Coronavirus (COVID-19), yang merupakan jenis virus baru sebagai agen
penyebab dan penularan dari manusia ke manusia virus (SARS-COV-2),
menginfeksi 216 negara dan wilayah di seluruh dunia. Itu telah diberi label
sebagai pandemi oleh Organisasi Kesehatan Dunia (WHO). Virus ini memiliki
sejumlah gejala seperti batuk, flu, demam dan gangguan pernapasan akut parah
dan bahkan bisa menyebabkan kematian. Mulai pukul 08:00 pagi (GMT+8) pada
30 Agustus 2020, 24.854.140 dinyatakan positif COVID-19, dan 838.924 telah
meninggal (WHO 2020). Penyebaran virus ini bermulai di China, COVID-19
merebak dari Wuhan pada Desember 2019 dan menyebar dengan cepat. Covid-19
ini juga tersebar ke negara lain, di luar wilayah Wuhan. Covid-19 merupakan
keluarga besar dari 2 jenis virus corona yang kini diketahui menimbulkan gejala,
seperti Middle East Respiratory Syndrome (MERS) dan Severe Acute Respiratory
Syndrome (SARS).
Dalam kasus ini, untuk mengendalikan dan mencegah penyebaran lebih
lanjut dari penyakit pandemi ini, pemerintah pusat China memberlakukan
lockdown Wuhan.

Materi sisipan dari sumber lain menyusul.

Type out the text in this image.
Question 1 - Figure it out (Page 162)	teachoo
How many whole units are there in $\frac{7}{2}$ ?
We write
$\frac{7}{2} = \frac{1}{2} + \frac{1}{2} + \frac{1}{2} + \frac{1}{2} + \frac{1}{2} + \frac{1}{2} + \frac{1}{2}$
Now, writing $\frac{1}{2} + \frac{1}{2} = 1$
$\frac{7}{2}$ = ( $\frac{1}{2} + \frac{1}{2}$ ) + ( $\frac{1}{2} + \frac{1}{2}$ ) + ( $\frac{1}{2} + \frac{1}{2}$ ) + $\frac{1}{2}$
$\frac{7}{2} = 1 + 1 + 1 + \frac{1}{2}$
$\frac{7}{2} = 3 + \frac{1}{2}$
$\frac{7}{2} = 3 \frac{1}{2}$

Ini meningkatkan tanggap darurat kesehatan masyarakat
nasional ke keadaan darurat tertinggi pada tanggal 23 Januari 2020. Selama
lockdown, banyak campur tangan non-medis di Wuhan yang dilakukan secara
tepat waktu dan terspesialisasi. Campur tangan semacam itu memang tidak boleh
hanya dilakukan oleh satu organisasi publik atau satu bidang kebijakan, tetapi
memerlukan tindakan bersama dari organisasi yang berbeda di berbagai bidang
kebijakan. Jaringan kolaboratif dirancang sebagai struktur tata kelola baru di mana
berbagai aktor berkolaborasi untuk mencapai tujuan terpadu yang diinginkan.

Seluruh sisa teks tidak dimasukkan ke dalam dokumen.